World Pizza. Cece Meng. Illustrated by Ellen Shi. 2017. 32 pages. [Source: Library]
First sentence: The tall hill with the cherry trees and the soft grass for chairs was the best place to look for a wishing star. Mama found such a star, the first to be seen in more than one hundred years. It was not the brightest nor the biggest in the sky that night, but it was still a true wishing star. So Mama made her wish. "I wish for world peace-ah...ahh...ahh-CHOO!" said Mama.
Premise/plot: When Mama wishes for world peace, her sneeze interrupts the wish. Her wish does come true, but not exactly in the way she expects. Will a pizza for every family usher in world peace?!
My thoughts: This is a gimmick-driven picture book. Who would ever admit to wishing for something besides world peace though?! The Mama pictures world peace as "a world filled with kindness and love and no fighting." By the end of the book the fact that every single person "ate until their bellies were full and everyone was happy" brought about a "world filled with kindness and love and no fighting." I also found this one to be a little too wordy.

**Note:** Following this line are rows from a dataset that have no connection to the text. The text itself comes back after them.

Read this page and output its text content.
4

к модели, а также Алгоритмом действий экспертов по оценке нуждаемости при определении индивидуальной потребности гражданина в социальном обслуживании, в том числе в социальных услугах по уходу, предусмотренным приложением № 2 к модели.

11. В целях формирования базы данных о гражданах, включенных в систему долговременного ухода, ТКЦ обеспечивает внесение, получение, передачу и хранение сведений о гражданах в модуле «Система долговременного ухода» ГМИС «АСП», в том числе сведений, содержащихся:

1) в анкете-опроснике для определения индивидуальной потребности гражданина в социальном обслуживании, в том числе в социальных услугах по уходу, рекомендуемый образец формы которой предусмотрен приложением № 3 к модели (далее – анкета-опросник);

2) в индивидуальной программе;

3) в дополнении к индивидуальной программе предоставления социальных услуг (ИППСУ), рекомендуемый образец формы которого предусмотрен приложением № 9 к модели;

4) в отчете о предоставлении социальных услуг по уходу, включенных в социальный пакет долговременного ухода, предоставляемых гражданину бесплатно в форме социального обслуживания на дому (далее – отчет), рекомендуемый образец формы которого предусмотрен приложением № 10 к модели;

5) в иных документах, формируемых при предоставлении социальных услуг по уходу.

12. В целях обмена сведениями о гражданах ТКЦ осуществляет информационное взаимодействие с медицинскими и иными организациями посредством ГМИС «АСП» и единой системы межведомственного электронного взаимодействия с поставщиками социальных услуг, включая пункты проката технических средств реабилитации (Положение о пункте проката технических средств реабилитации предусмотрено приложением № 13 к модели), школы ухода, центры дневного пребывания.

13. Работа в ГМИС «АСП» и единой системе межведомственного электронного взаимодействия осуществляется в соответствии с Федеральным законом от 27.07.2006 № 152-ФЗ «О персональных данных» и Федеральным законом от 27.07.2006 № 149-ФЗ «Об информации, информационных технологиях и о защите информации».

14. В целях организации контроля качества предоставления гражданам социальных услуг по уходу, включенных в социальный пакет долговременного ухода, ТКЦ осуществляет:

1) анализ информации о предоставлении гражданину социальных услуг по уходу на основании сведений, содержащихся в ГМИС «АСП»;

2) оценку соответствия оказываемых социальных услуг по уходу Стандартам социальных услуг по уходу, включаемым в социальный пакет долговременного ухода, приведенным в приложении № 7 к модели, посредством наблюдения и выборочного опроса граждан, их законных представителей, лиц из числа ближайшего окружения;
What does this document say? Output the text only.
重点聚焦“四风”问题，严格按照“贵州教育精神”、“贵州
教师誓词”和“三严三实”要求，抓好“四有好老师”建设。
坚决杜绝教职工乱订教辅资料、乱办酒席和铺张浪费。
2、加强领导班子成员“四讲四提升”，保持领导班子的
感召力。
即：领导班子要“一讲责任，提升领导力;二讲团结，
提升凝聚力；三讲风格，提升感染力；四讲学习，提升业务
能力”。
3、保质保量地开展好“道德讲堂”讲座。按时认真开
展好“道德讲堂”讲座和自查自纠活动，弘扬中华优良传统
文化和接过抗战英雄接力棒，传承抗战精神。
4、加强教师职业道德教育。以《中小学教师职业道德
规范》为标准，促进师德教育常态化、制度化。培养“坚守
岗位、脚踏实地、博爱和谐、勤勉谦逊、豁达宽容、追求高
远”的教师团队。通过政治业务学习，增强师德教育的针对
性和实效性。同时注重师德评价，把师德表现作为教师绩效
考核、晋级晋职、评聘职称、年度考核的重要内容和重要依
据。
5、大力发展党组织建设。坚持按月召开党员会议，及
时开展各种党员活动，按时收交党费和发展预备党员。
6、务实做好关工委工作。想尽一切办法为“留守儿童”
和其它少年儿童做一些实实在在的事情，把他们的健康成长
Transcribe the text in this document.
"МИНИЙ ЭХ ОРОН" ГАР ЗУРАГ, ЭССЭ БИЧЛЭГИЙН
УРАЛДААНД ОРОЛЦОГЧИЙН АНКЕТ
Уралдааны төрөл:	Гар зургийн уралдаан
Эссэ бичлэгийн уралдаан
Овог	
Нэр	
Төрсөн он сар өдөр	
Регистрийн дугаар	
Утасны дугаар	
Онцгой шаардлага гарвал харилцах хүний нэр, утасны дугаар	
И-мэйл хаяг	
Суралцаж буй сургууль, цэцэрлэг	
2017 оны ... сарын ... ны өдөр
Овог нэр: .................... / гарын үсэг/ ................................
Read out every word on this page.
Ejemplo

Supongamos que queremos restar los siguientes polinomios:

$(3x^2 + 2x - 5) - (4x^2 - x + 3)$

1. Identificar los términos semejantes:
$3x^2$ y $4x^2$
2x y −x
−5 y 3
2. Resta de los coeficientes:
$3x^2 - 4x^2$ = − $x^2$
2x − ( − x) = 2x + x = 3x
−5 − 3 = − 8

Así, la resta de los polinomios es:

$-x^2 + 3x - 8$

I found the book to have a ridiculous premise. The foundation of it is shaky at best. Can families even agree among themselves on pizza? For example, there's the question of crust: thin, hand-tossed, deep dish. Then there's the question of toppings. It can be difficult for even two people to agree on toppings--let alone a whole family. How many families have picky eaters?!
I also struggle to see pizza uniting the world because not every one can eat pizza. Not every one can eat wheat; not every one can eat cheese; not every one can eat tomatoes. Not everyone *should* eat pizza either. But that's a whole other subject, isn't it: eating healthy.
In this book, to be fair, no person is given a choice in the pizza. The pizza falls from the sky, lands where it wills, and it is what it is. You don't have a choice in toppings or crust. You also don't have a say as to if the pizza falls on you directly--or the ground, a car, a tree. I don't know about you--but even if I could eat pizza (I can't) I wouldn't eat one that had landed on the grass, on the sidewalk, on the street, on a car, on a bush or tree, on anything really. I don't think the "five second rule" would really come into play as far as I'm concerned.
I'm imagining a pizza landing right in front of me. And it would not make me happy if I couldn't eat it. The universe would be teasing me. Why couldn't the star deliver pizzas world-wide in a box?!
Also, keeping it practical. If world peace is established on full bellies, what happens when those full bellies are empty. If there's one thing you can rely on--it's the fact that no matter how much you stuff yourself, you will be hungry again. Or HONgry. I couldn't think of a shallower foundation for world peace than a full belly.
One last note, one of my favorite Garfield episodes features Garfield trying to force the Buddy Bears to fight. (Oh, we are the buddy bears we always get along...) He breaks these friends apart with pizza.